This brief glossary is intended to aid readers of the presented weight studies who are not familiar with some statistical terms.

Box-percentile plot

The box-percentile plot is a modified version of the well-known boxplot. At any height the width of the irregular “box” is proportional to the percentile of that height, up to the 50th percentile, and above the 50th percentile the width is proportional to 100 minus the percentile. Thus, the width at any given height is proportional to the percent of observations that are more extreme in that direction. As in boxplots, the median, 25th, and 75th percentiles are marked with line segments across the box.
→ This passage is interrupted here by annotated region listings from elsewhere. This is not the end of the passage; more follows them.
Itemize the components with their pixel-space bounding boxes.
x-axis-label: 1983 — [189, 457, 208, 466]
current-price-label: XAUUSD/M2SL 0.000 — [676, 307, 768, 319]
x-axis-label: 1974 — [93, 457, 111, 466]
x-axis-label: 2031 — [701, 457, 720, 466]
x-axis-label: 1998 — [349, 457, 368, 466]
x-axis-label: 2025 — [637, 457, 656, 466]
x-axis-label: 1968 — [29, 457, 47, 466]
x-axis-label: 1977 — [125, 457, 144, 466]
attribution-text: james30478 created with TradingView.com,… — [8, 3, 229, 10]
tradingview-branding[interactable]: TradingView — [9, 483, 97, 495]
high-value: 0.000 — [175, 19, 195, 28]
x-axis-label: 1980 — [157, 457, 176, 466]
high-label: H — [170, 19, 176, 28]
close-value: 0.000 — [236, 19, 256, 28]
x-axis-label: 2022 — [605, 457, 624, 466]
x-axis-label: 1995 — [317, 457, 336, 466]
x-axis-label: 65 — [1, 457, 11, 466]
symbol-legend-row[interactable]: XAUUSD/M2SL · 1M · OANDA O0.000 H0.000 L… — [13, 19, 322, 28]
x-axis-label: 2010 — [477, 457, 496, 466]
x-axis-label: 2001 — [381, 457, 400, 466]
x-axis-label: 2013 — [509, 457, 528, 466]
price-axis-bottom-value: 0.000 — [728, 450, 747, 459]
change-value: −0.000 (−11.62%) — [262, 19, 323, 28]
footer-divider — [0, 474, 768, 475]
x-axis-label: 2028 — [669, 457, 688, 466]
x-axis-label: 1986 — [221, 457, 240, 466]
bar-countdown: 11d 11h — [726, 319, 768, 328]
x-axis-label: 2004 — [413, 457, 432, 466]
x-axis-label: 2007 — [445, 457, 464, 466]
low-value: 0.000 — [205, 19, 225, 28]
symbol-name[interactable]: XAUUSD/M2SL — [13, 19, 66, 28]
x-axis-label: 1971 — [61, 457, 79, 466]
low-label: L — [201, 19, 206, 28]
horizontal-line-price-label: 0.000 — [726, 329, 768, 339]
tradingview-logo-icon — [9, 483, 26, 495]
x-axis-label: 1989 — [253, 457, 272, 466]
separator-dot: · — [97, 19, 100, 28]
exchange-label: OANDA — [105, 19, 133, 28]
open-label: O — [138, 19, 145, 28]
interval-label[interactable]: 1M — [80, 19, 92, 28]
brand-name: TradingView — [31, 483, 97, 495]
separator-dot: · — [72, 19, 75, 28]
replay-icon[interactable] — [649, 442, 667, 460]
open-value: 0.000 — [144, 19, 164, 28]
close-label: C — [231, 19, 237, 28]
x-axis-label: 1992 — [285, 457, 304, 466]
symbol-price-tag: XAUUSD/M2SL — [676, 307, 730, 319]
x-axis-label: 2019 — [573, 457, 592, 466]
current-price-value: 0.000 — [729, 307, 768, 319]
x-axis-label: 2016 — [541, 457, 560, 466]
For details see Warren W. Esty and Jeffrey D. Banfield, The Box-Percentile Plot, Journal of Statistical Software, Volume 8, Number 17, 2003, pp. 1-14.

 

Confidence interval

The 100(1-α)% confidence interval is an interval for which approximately 100(1-α)% of similarly constructed intervals (for a large number of independent samples) will contain the parameter being estimated. Usual values of α are 0.1 (90% confidence level), 0.05 (95% confidence level) and 0.01 (99% confidence level).

 

Empirical cumulative distribution function

For each potential value x, the empirical cumulative distribution function is equal to the proportion of observations less than or equal to x.

 

Kurtosis

Kurtosis is a measure of how outlier-prone a distribution is. The kurtosis of the normal distribution is 3. Distributions that are more outlier-prone than the normal distribution have kurtosis greater than 3; distributions that are less outlier-prone have kurtosis less than 3.

 

Normal probability plot

Normal probability plot is a graph for assessing whether data comes from a normal distribution. The plot has three graphical elements. The plus signs ‘+’ show the data value versus the empirical probability for each point in the sample. If all the data points fall near the line, the assumption of normality is reasonable. The solid line connects the 25th and 75th percentiles of the data and represents a robust linear fit of the sample order statistics. The dotted line extends the solid line to the ends of the sample to help evaluate the linearity of the data. The scale of the y-axis is not uniform. The y-axis values are probabilities and, as such, go from zero to one. The distance between the tick marks on the y-axis matches the distance between the quantiles of a normal distribution.

 

p-Value

The p-value is the probability that a test statistic would assume a value greater than or equal to the observed value, i.e. the probability of observing the given sample result under the assumption that the hypothesis is true. In other words, the p-value is the smallest significance level at which the null hypothesis would be rejected for the given sample. Note that the p-value does not measure the probability that the hypothesis is true. Also note that the p-value is not the probability of rejecting a true hypothesis because this probability is determined by the chosen significance level α.

 

Significance level α

The significance level of a statistical hypothesis test is a fixed probability of wrongly rejecting the hypothesis, if it is in fact true. In other words, the significance level α is the probability of a type I error (a type II error β is the probability that the hypothesis is not rejected when it is in fact false). Usually, the significance level is chosen to be α = 0.05 = 5% or α = 0.01 = 1%.

 

Skewness

Skewness is a measure of the asymmetry of a distribution. If skewness is negative, the data are spread out more to the left of the mode than to the right. If skewness is positive, the data are spread out more to the right. The skewness of any symmetric distribution is zero.